Writing task Part A: Explain recombinant DNA
This task is the first half of your biotechnology writing task. Lesson will continue with DNA profiling. For this part, write a clear explanation of how recombinant DNA is produced.
Your paragraph should explain the process in a logical order, not just list the tools. A strong response makes the reader understand how one step leads to the next.
Include the tools
- restriction enzyme
- recognition site
- sticky ends
- plasmid vector
- DNA ligase
- bacterial transformation
Include the limitation
Explain that not every plasmid receives the target gene and not every bacterium takes up a plasmid. This is why screening or selection is needed.
Planning support
Sentence 1: State what recombinant DNA is and why scientists make it.
Sentences 2-4: Explain how restriction enzymes cut the donor DNA and plasmid, how sticky ends help the target gene line up with the plasmid, and how DNA ligase joins the fragments.
Sentences 5-6: Explain bacterial transformation and why bacteria can copy the recombinant plasmid as they divide.

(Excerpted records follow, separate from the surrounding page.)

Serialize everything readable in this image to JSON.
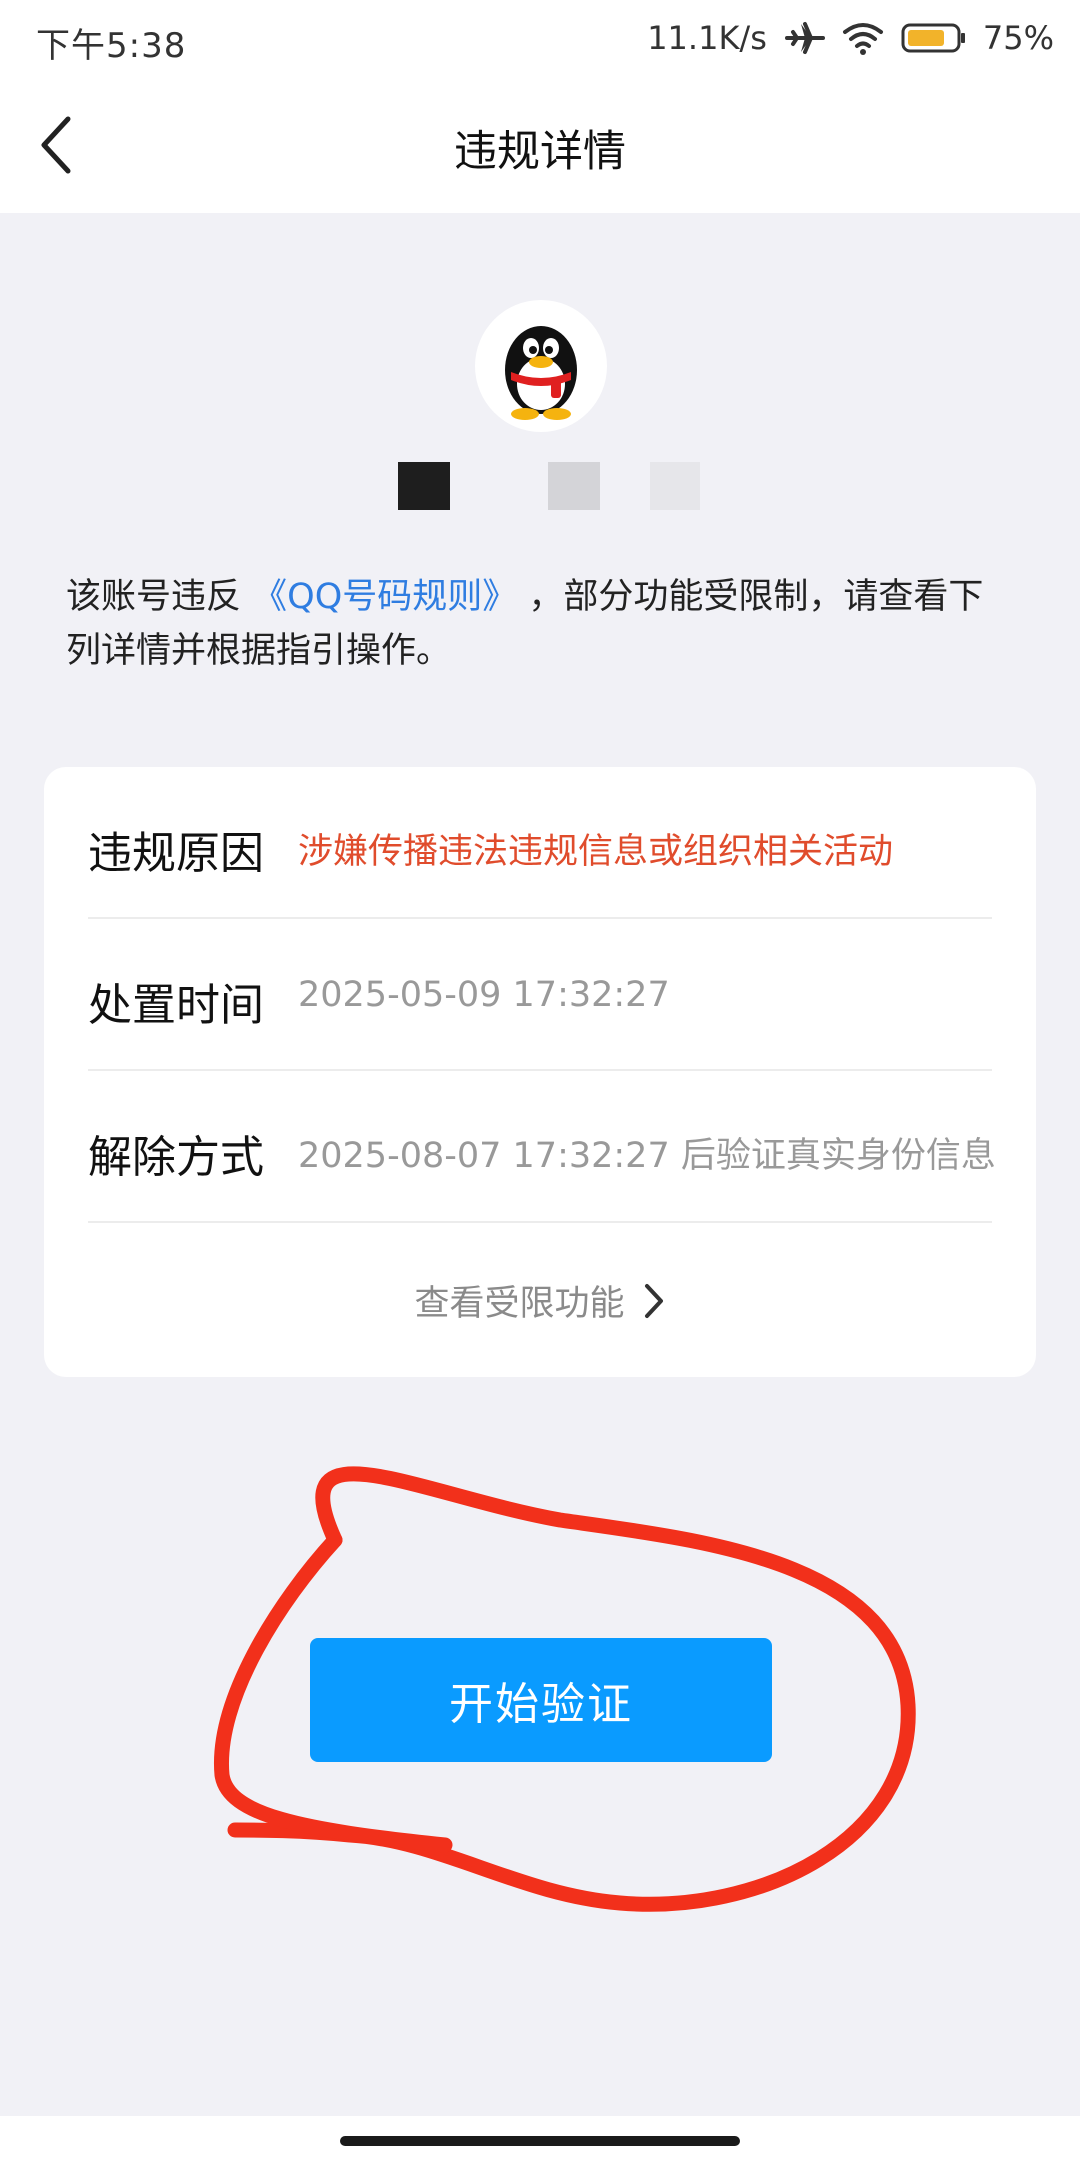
{
  "status_bar": {
    "time": "下午5:38",
    "net_speed": "11.1K/s",
    "battery_percent": "75%",
    "icons": [
      "airplane-icon",
      "wifi-icon",
      "battery-icon"
    ]
  },
  "nav": {
    "title": "违规详情",
    "back_icon": "chevron-left-icon"
  },
  "profile": {
    "avatar": "qq-penguin-logo"
  },
  "notice": {
    "prefix": "该账号违反",
    "rule_link": "《QQ号码规则》",
    "suffix": "，部分功能受限制，请查看下列详情并根据指引操作。"
  },
  "details": {
    "rows": [
      {
        "label": "违规原因",
        "value": "涉嫌传播违法违规信息或组织相关活动"
      },
      {
        "label": "处置时间",
        "value": "2025-05-09 17:32:27"
      },
      {
        "label": "解除方式",
        "value": "2025-08-07 17:32:27 后验证真实身份信息"
      }
    ],
    "more_link": "查看受限功能"
  },
  "action": {
    "start_button": "开始验证"
  },
  "colors": {
    "accent_blue": "#0a9bff",
    "link_blue": "#2f7de1",
    "reason_red": "#e04c2c",
    "annotation_red": "#f2301b",
    "background": "#f1f1f6"
  }
}
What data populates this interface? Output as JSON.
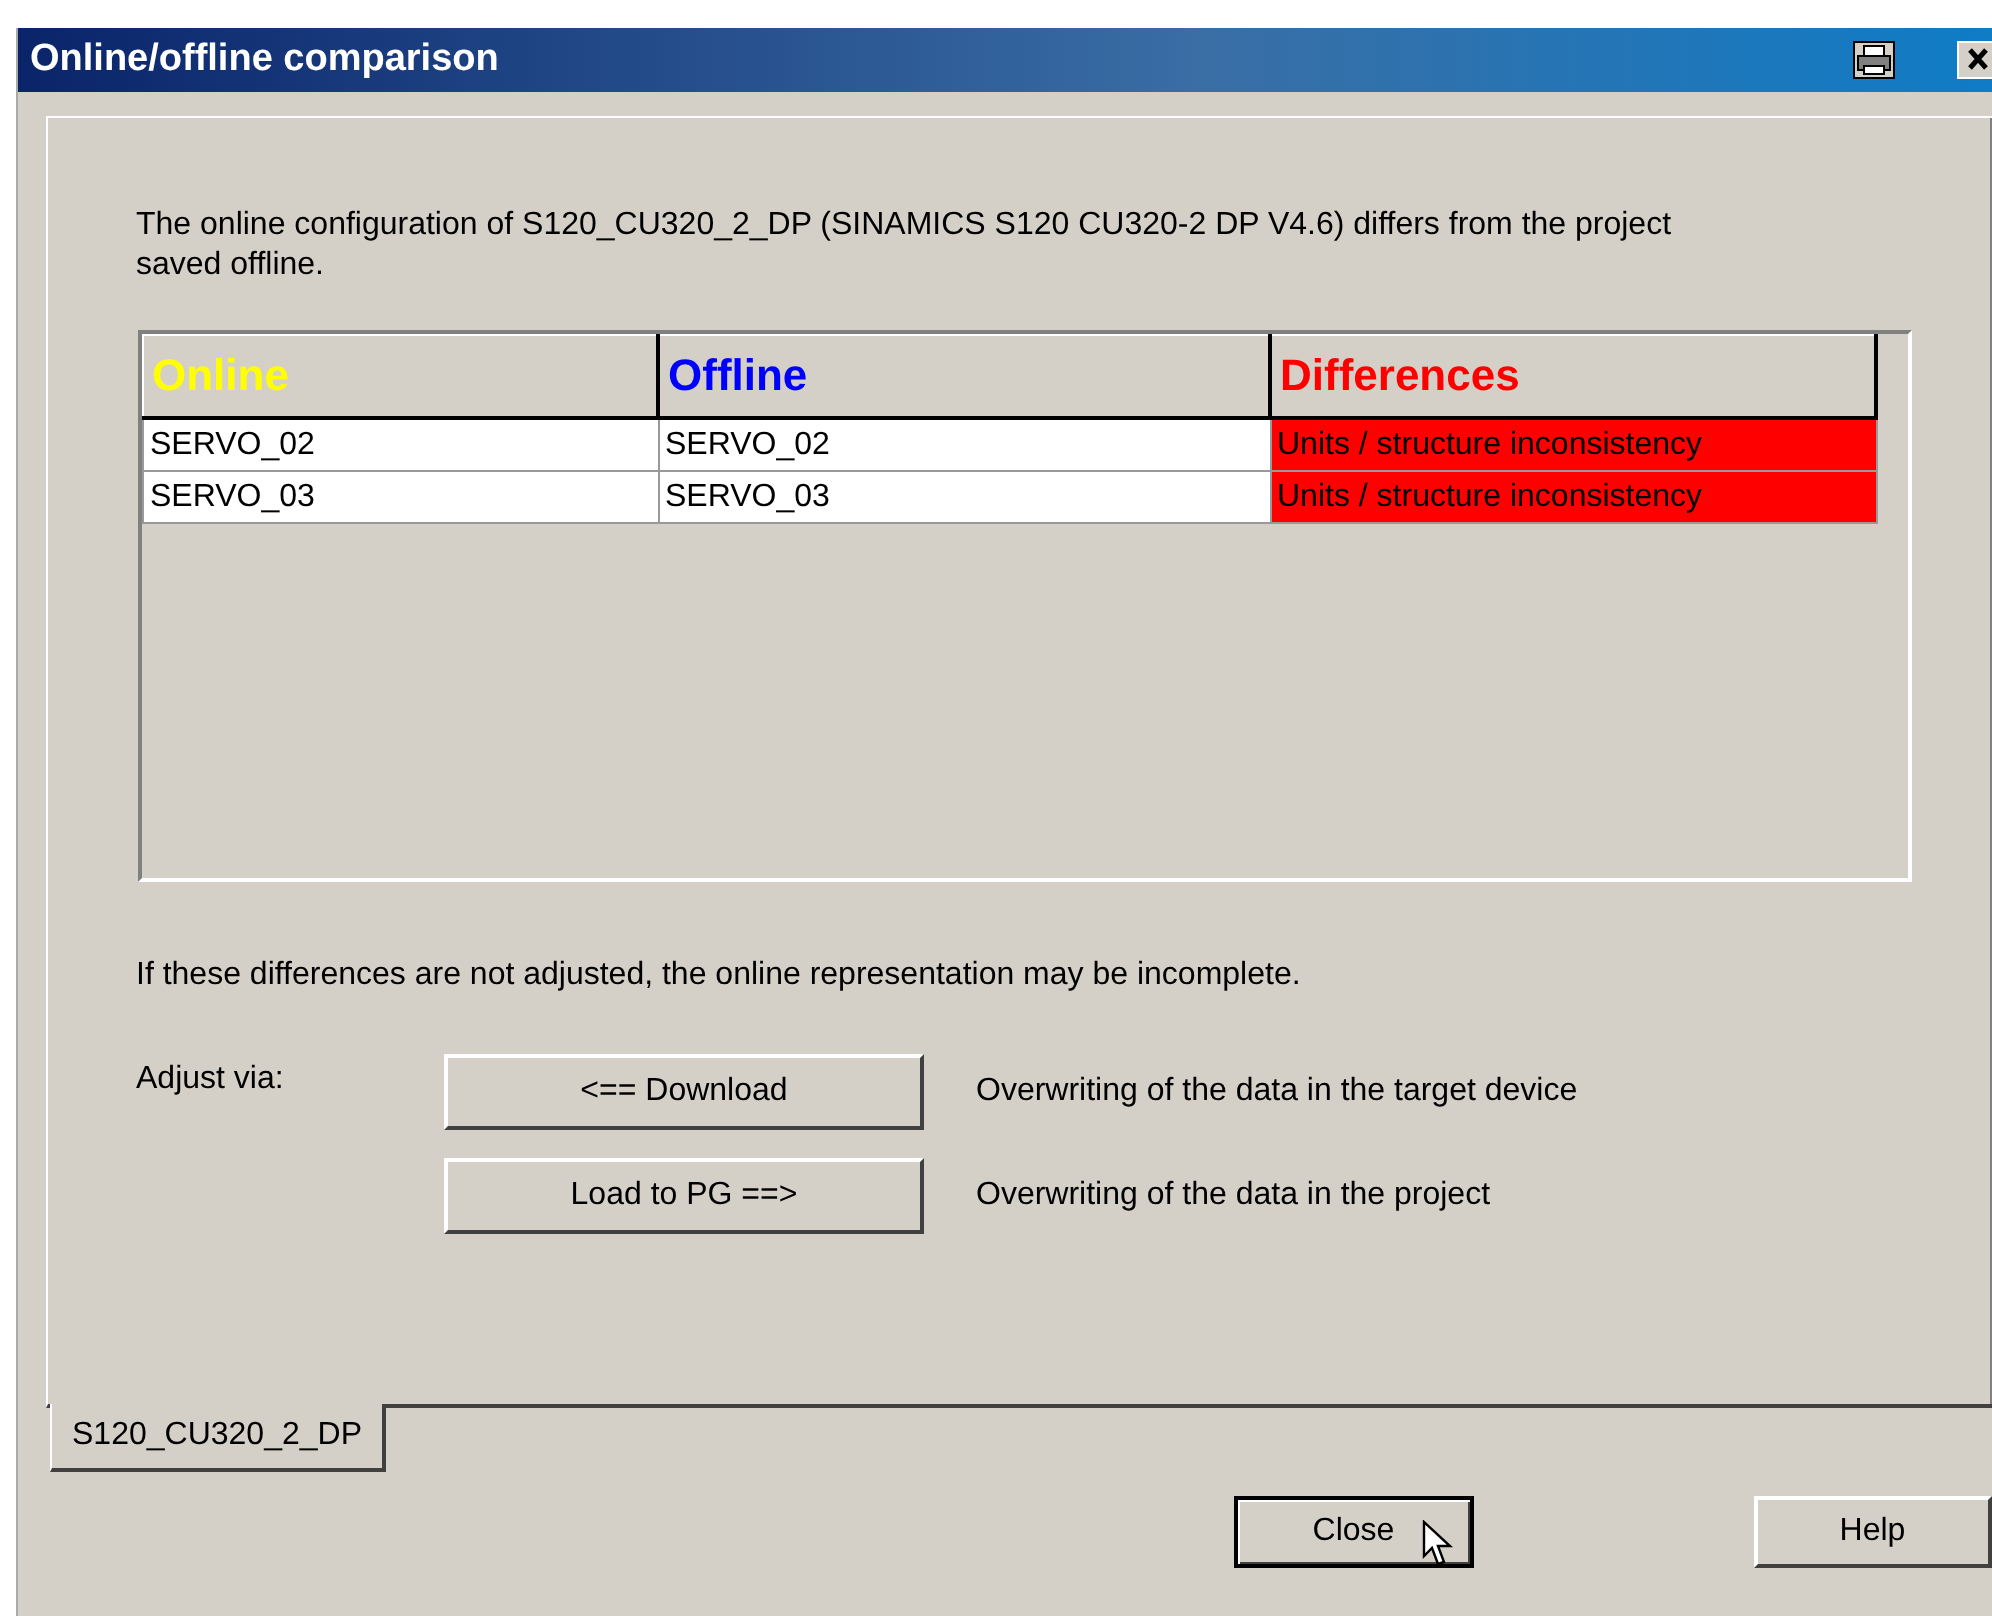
{
  "window": {
    "title": "Online/offline comparison"
  },
  "message": "The online configuration of S120_CU320_2_DP (SINAMICS S120 CU320-2 DP V4.6) differs from the project saved offline.",
  "table": {
    "columns": [
      {
        "label": "Online",
        "color": "#ffff00"
      },
      {
        "label": "Offline",
        "color": "#0000ff"
      },
      {
        "label": "Differences",
        "color": "#ff0000"
      }
    ],
    "rows": [
      [
        "SERVO_02",
        "SERVO_02",
        "Units / structure inconsistency"
      ],
      [
        "SERVO_03",
        "SERVO_03",
        "Units / structure inconsistency"
      ]
    ]
  },
  "note": "If these differences are not adjusted, the online representation may be incomplete.",
  "adjust_label": "Adjust via:",
  "actions": [
    {
      "button": "<== Download",
      "description": "Overwriting of the data in the target device"
    },
    {
      "button": "Load to PG ==>",
      "description": "Overwriting of the data in the project"
    }
  ],
  "tabs": [
    {
      "label": "S120_CU320_2_DP",
      "selected": true
    }
  ],
  "buttons": [
    "Close",
    "Help"
  ]
}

Final sentence: Include one limitation, risk, or common misunderstanding, such as the need to screen for successful recombinant plasmids.
Write your response
Aim for a clear paragraph of about 150-250 words. Use accurate biology language and write in full sentences.
Final check
Before you finish, check that you can answer these without looking back at the page.
- What is recombinant DNA?
- Why are restriction enzymes used?
- Why can sticky ends be useful?
- What does DNA ligase do?
- Why are plasmids useful as vectors?
- Why do scientists need to identify or select successful transformed bacteria?